Organizational transformation is very difficult, and often requires significant changes in the management team, as well as funding different activities. Training and communications skills are crucial to proceeding beyond level two. Management rewards heroes who can shoot the most difficult bugs. They get the big bonus, the promotion, the better office, a parking space near the door. This behavior reinforces the culture of heroes. But moving forward requires the heroes take on a new role.

Once the organization creates documentation, it is on the path to level three. Note that these transformations are wrenching. It is not easy to tell the heroes that their greatest value to the organization is now how well they can write or teach. But with proper management attention, it can be done.
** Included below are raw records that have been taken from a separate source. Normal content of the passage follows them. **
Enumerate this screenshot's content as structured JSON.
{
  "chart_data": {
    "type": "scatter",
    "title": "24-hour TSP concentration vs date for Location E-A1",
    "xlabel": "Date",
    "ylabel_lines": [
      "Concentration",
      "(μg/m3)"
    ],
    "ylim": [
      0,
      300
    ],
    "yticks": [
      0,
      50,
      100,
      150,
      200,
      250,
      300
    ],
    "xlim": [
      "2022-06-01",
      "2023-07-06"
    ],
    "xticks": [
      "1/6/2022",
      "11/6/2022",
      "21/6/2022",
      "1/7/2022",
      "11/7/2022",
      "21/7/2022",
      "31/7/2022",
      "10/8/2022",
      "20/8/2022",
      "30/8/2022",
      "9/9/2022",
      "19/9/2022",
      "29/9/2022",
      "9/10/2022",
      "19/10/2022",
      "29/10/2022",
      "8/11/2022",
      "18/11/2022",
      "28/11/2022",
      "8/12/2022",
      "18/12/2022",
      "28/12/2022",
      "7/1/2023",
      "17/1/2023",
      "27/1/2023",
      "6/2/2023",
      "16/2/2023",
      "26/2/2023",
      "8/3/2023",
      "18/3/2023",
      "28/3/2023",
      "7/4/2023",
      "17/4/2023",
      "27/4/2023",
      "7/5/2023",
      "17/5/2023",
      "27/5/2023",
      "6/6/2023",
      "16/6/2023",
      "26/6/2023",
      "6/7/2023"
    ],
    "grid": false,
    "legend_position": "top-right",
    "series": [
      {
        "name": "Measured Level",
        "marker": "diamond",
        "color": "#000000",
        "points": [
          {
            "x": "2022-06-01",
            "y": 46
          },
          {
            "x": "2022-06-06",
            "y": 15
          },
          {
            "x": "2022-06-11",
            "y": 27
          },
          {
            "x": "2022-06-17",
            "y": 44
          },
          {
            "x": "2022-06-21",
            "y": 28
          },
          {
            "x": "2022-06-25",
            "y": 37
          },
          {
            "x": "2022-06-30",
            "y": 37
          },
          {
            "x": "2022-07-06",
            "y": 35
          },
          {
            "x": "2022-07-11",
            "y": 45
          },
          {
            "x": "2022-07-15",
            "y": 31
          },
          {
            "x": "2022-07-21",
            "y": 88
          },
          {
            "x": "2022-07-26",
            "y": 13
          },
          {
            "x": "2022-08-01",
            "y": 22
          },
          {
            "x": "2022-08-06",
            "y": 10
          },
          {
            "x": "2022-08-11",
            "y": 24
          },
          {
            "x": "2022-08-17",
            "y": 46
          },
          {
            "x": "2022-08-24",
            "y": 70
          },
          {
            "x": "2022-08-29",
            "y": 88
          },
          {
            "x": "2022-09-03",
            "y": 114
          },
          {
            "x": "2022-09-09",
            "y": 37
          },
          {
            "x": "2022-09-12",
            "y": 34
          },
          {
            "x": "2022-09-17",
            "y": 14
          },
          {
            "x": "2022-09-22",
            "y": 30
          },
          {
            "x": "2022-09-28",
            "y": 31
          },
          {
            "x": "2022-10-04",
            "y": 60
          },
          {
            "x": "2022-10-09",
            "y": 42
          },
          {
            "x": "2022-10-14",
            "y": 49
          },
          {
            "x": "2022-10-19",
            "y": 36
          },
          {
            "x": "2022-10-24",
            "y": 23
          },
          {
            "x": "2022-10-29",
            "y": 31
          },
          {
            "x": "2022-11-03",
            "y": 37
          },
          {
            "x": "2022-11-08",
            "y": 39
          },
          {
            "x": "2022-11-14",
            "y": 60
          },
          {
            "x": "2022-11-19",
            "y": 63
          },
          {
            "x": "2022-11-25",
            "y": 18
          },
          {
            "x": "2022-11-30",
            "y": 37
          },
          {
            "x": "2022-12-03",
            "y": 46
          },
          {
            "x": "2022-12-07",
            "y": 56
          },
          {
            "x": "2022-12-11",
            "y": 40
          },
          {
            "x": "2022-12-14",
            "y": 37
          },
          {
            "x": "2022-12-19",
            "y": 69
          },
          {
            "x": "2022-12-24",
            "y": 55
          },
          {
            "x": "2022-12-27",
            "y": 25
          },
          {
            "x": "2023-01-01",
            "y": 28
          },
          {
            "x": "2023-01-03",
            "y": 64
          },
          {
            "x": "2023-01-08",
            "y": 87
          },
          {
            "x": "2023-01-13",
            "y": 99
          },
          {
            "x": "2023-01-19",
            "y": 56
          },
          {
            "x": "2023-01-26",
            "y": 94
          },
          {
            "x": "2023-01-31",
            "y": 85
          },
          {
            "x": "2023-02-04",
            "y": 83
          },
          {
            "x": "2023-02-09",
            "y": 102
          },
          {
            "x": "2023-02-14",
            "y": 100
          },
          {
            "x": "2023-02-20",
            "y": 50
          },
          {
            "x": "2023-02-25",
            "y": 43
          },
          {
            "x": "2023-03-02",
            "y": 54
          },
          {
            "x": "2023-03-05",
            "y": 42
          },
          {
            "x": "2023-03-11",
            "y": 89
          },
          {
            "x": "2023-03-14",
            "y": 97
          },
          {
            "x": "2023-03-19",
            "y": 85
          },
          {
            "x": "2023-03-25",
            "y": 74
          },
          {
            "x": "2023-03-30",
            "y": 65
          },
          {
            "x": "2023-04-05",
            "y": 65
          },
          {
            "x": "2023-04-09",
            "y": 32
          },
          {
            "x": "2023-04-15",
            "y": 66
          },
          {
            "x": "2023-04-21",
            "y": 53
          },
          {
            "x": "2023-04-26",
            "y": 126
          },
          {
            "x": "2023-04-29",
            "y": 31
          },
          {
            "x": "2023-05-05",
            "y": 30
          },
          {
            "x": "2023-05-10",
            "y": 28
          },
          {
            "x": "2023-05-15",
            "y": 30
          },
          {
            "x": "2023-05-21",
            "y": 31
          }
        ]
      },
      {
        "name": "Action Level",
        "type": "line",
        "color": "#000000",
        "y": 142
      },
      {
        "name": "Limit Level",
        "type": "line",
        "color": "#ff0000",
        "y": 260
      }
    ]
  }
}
And the benefits of moving forward are many:

Dramatically fewer crises. Staff could make plans and keep them – no emergencies interrupting a family gathering, a school event, or a get-together with friends.
High quality code. Maintenance tasks became much simpler, and customers experienced improved reliability. The documentation was helpful, and troubleshooting became routine rather than overwhelming.
Reliable planning. In a mature organization, plans hold true because they are based in proven metrics, continuously validated processes and uniformly high competence within the team. Project estimates are accurate because the data stems from reliable, repeatable evidence.

Cloud excellence is not a phantom or an unachievable goal. It is the result of clear thinking and sound documentation. Over time, practices improve, skills build. To quote Macklemore, “The greats weren’t great because at birth they could paint, the greats were great because they painted a lot.” With practice and focus, your organization can achieve cloud excellence.